Ce dispositif permet à l’employeur et au salarié de choisir d’un commun accord l’organisme qui bénéficiera du don de jours de repos parmi :
• Les fondations ou associations reconnues d’utilité publique ;
• Les fondations universitaires, les fondations partenariales, les fondations d’entreprise ;
• Les œuvres ou organismes d’intérêt général ayant un caractère philanthropique, éducatif, scientifique, social, humanitaire, sportif, familial, culturel, concourant à l’égalité entre les femmes et les hommes, à la mise en valeur du patrimoine artistique, à la défense de l’environnement naturel ou à la diffusion de la culture, de la langue et des connaissances scientifiques françaises.
Jusqu’à ce jour, ce don de jours de repos n’était pas applicable, faute de décret d’application. C’est désormais chose révolue grâce à un décret du 20 février 2025 (D. n° 2025-161, 20 février 2025 : JO, 21 févr.) qui vient préciser les modalités de mise en œuvre de ce don.

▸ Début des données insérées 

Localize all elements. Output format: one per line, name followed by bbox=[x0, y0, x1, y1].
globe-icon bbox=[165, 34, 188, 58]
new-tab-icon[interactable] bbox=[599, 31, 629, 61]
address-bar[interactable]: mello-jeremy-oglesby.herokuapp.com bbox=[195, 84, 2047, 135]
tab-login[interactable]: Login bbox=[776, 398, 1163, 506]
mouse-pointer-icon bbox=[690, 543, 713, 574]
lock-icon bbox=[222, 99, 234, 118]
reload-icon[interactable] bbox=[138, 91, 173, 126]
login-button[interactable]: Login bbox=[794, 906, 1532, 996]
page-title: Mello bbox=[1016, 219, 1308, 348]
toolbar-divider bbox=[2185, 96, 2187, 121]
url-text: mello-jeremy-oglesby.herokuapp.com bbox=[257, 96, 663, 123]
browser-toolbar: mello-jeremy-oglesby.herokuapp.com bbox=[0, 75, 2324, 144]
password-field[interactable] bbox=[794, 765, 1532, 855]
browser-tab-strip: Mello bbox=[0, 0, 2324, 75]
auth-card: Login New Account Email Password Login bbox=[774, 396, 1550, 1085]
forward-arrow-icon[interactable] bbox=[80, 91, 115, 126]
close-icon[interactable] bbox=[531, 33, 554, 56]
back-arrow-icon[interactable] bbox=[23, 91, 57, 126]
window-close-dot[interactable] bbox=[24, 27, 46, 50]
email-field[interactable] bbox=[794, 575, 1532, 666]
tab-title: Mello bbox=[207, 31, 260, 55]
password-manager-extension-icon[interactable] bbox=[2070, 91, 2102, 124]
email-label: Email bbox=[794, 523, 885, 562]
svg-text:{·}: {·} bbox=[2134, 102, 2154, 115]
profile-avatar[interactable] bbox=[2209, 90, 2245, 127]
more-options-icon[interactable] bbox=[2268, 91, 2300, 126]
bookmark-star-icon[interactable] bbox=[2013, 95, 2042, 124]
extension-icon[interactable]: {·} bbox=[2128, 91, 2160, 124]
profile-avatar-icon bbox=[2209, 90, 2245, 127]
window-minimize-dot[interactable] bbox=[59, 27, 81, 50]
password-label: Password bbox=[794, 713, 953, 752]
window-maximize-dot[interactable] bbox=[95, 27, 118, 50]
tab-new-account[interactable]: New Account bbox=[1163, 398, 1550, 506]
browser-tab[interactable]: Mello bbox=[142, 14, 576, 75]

Ainsi, le nombre de jours de repos auquel le salarié peut renoncer ne peut pas excéder 3 jours ouvrables par an (sachant que le congé annuel ne peut être cédé que pour sa durée excédant 24 jours ouvrables).
La valeur monétaire de ces jours de repos est égale à la rémunération que le salarié aurait perçue à ce titre à la date à laquelle l’employeur accède à sa demande d’y renoncer.
Ce décret vise ainsi à encourager la solidarité et à soutenir les initiatives d’intérêt général tout en respectant le droit du travail et le droit au repos des salariés.